TCtada vez que veo en la televisión al Secretario de Estado para Asuntos Europeos me acuerdo de su padre (q.e.p.d.), que por cierto, se llamaba como él: Alberto Navarro. Era este señor un respetable catedrático de Literatura de la Universidad de Salamanca que, además, dirigía el Colegio Mayor Hernán Cortés, donde yo estaba interno hasta que decidió expulsarme. Aunque aquella expulsión siempre me pareció injusta, lo cierto es que gracias a ella pude presumir de revolucionario en el delicado trance de la seducción femenina.

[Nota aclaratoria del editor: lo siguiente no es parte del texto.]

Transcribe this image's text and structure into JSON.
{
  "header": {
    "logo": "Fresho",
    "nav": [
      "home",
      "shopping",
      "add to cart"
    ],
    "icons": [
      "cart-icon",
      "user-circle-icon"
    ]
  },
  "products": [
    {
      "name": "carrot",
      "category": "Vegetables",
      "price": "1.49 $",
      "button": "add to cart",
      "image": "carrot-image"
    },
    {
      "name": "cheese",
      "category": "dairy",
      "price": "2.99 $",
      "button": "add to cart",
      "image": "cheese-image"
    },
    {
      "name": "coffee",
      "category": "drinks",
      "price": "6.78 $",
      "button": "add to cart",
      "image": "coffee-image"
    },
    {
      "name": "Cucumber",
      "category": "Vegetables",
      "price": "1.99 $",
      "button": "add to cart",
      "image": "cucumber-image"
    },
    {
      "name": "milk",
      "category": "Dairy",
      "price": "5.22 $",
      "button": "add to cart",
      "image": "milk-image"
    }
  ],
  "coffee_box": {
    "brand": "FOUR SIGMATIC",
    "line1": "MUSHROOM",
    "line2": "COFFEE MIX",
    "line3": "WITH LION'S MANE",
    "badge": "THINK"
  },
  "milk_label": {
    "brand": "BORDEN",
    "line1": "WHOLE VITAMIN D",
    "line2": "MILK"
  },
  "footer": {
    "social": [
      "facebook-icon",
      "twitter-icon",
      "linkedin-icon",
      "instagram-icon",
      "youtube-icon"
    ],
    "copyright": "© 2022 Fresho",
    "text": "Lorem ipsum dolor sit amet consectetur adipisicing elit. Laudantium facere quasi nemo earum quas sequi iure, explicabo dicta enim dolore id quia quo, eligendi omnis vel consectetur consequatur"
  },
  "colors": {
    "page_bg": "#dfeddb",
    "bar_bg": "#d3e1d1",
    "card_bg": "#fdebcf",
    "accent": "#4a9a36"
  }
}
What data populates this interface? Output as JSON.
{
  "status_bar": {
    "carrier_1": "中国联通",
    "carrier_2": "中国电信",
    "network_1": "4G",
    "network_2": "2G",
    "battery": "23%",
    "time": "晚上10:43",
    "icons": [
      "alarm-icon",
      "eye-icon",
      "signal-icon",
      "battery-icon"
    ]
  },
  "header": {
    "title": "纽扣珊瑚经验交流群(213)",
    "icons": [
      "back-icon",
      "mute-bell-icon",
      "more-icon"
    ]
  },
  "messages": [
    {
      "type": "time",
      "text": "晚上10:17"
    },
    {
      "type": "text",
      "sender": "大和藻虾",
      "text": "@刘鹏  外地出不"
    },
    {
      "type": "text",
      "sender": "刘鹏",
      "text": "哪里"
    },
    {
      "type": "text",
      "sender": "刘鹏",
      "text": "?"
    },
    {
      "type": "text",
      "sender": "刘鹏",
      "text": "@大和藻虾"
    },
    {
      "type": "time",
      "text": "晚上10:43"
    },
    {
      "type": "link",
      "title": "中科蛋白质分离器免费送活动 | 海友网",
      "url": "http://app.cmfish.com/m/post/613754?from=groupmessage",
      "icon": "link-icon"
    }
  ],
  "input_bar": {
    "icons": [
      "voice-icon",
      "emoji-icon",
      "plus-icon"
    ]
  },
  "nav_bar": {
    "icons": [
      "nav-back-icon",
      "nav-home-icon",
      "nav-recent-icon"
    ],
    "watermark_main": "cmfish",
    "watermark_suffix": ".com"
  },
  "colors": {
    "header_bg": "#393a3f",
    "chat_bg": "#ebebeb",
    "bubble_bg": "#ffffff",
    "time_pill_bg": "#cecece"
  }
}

Corría el año 1977 y se celebraban las primeras elecciones generales. Alberto Navarro padre se presentaba a senador por Alianza Popular y su hijo estaba acabando Derecho y era un tipo abierto y simpático del que ya se comentaba que se dedicaría a la carrera diplomática. El colegio mayor estaba sumido en un proceso revolucionario donde se mezclaban socialistas abertzales que ahora son importantes empresarios vascos, comunistas que han devenido profesionales egregios del capitalismo y mis colegas de Bachillerato y un servidor, que seguíamos a Tierno Galván, o sea, que éramos unos pijos progresistas orgullosos de tener pocos votos, pero de calidad. Aquel cóctel provocó un mes de junio de encerronas, barricadas y suspensos. Al final, nos expulsaron a 50 y cada vez que Alberto Navarro hijo se acerca a Mérida recuerdo con cariño aquel episodio: me sirvió para animar mi gris currículo pequeño burgués con una pincelada radical y me ayudó a ser alguien en la discoteca Faunos.